| Crates.io | raffle |
| lib.rs | raffle |
| version | 0.0.1 |
| created_at | 2024-03-30 23:12:38.407564+00 |
| updated_at | 2024-03-30 23:12:38.407564+00 |
| description | A non-cryptographic 'vouching' system |
| homepage | |
| repository | https://github.com/pkhuong/raffle |
| max_upload_size | |
| id | 1191351 |
| size | 56,427 |
The raffle library offers functionality similar to public key
signatures, except without any pretense of cryptographic strength.
Rather than signatures, it generates Vouchers, and while it's not
hard to deliberately forge Vouchers, accidental forgery seems
implausible.
TL;DR: use real cryptography to defend against motivated bad actors.
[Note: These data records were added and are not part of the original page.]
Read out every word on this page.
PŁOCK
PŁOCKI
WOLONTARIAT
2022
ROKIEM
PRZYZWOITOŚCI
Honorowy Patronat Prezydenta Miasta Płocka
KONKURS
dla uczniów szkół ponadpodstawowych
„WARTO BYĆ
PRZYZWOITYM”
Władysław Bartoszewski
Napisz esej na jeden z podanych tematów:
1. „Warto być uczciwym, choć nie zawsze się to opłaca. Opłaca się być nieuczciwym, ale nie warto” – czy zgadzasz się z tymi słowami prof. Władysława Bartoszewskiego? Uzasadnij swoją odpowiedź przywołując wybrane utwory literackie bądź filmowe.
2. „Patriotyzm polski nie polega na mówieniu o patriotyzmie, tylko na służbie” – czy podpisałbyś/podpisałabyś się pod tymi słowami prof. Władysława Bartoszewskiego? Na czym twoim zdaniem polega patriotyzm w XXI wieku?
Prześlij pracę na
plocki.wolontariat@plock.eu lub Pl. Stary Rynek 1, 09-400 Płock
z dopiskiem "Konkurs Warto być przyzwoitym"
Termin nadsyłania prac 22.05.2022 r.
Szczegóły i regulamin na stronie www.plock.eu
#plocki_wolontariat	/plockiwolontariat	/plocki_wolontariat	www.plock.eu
Consider raffle to detect innocent API misuse and buggy code.
The raffle library lets us pass CheckingParameters to modules so
that they can check whether a value looks like it was generated by
code with access to the corresponding VouchingParameters, while
making it implausibly hard for these checking modules to
accidentally generate valid Vouchers for arbitrary values.
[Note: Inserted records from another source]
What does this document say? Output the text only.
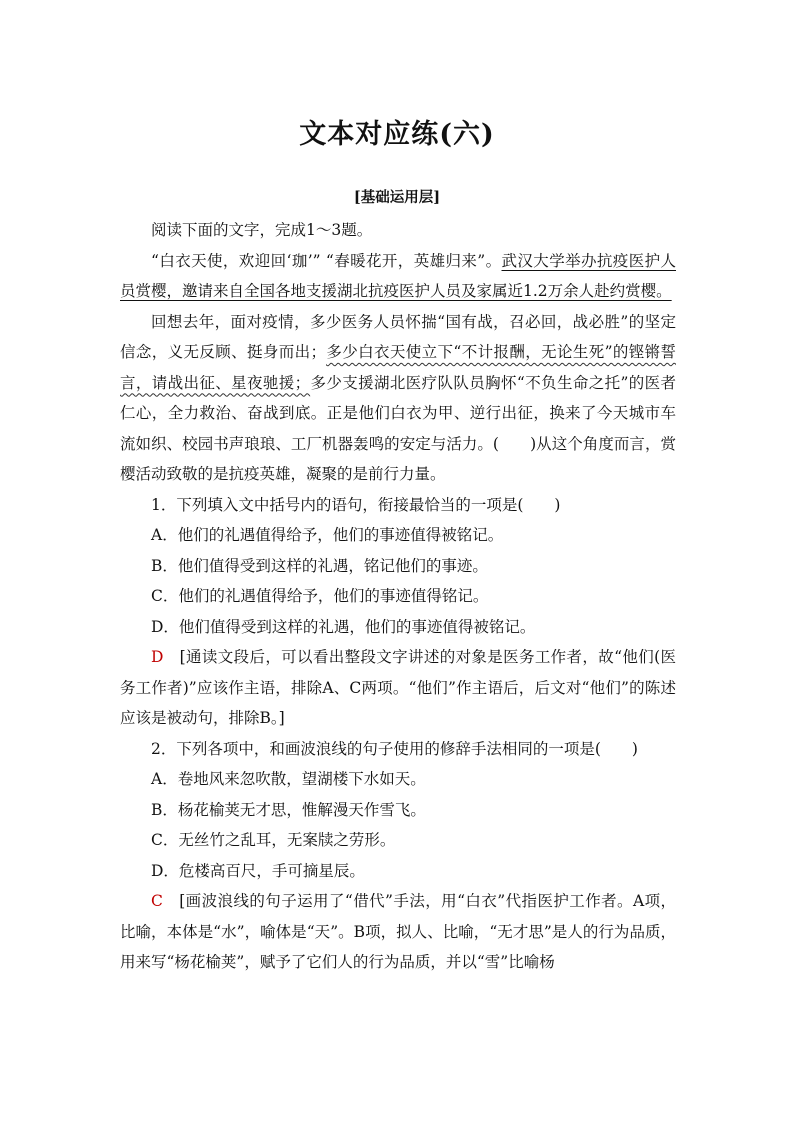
文本对应练(六)
[基础运用层]

阅读下面的文字，完成1～3题。

“白衣天使，欢迎回‘珈’” “春暖花开，英雄归来”。武汉大学举办抗疫医护人员赏樱，邀请来自全国各地支援湖北抗疫医护人员及家属近1.2万余人赴约赏樱。

回想去年，面对疫情，多少医务人员怀揣“国有战，召必回，战必胜”的坚定信念，义无反顾、挺身而出；多少白衣天使立下“不计报酬，无论生死”的铿锵誓言，请战出征、星夜驰援；多少支援湖北医疗队队员胸怀“不负生命之托”的医者仁心，全力救治、奋战到底。正是他们白衣为甲、逆行出征，换来了今天城市车流如织、校园书声琅琅、工厂机器轰鸣的安定与活力。(　　)从这个角度而言，赏樱活动致敬的是抗疫英雄，凝聚的是前行力量。

1．下列填入文中括号内的语句，衔接最恰当的一项是(　　)

A．他们的礼遇值得给予，他们的事迹值得被铭记。

B．他们值得受到这样的礼遇，铭记他们的事迹。

C．他们的礼遇值得给予，他们的事迹值得铭记。

D．他们值得受到这样的礼遇，他们的事迹值得被铭记。

D　[通读文段后，可以看出整段文字讲述的对象是医务工作者，故“他们(医务工作者)”应该作主语，排除A、C两项。“他们”作主语后，后文对“他们”的陈述应该是被动句，排除B。]

2．下列各项中，和画波浪线的句子使用的修辞手法相同的一项是(　　)

A．卷地风来忽吹散，望湖楼下水如天。

B．杨花榆荚无才思，惟解漫天作雪飞。

C．无丝竹之乱耳，无案牍之劳形。

D．危楼高百尺，手可摘星辰。

C　[画波浪线的句子运用了“借代”手法，用“白衣”代指医护工作者。A项，比喻，本体是“水”，喻体是“天”。B项，拟人、比喻，“无才思”是人的行为品质，用来写“杨花榆荚”，赋予了它们人的行为品质，并以“雪”比喻杨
It not hard to back out the VouchingParameters that'll satisfy a
given set of CheckingParameters. However, there is no code to do so
in the library, and I don't see that being typed out by accident: the
conversion code would need a few large integer constants that are
unlikely to just appear naturally.
In other words, the library's interface lets us pass parameters for a voucher "checking" capability without also granting "vouching" capabilities (while being able to vouch implies being able to check vouchers), and it's implausible that code would accidentally regain vouching capabilities from voucher-checking parameters.
The parameter space is also large enough that accidental collisions
(i.e., CheckingParameters accept Vouchers for the wrong
VouchingParameters) are much more likely to indicate hardware issues
or deliberate action than mere bad luck or innocent bugs.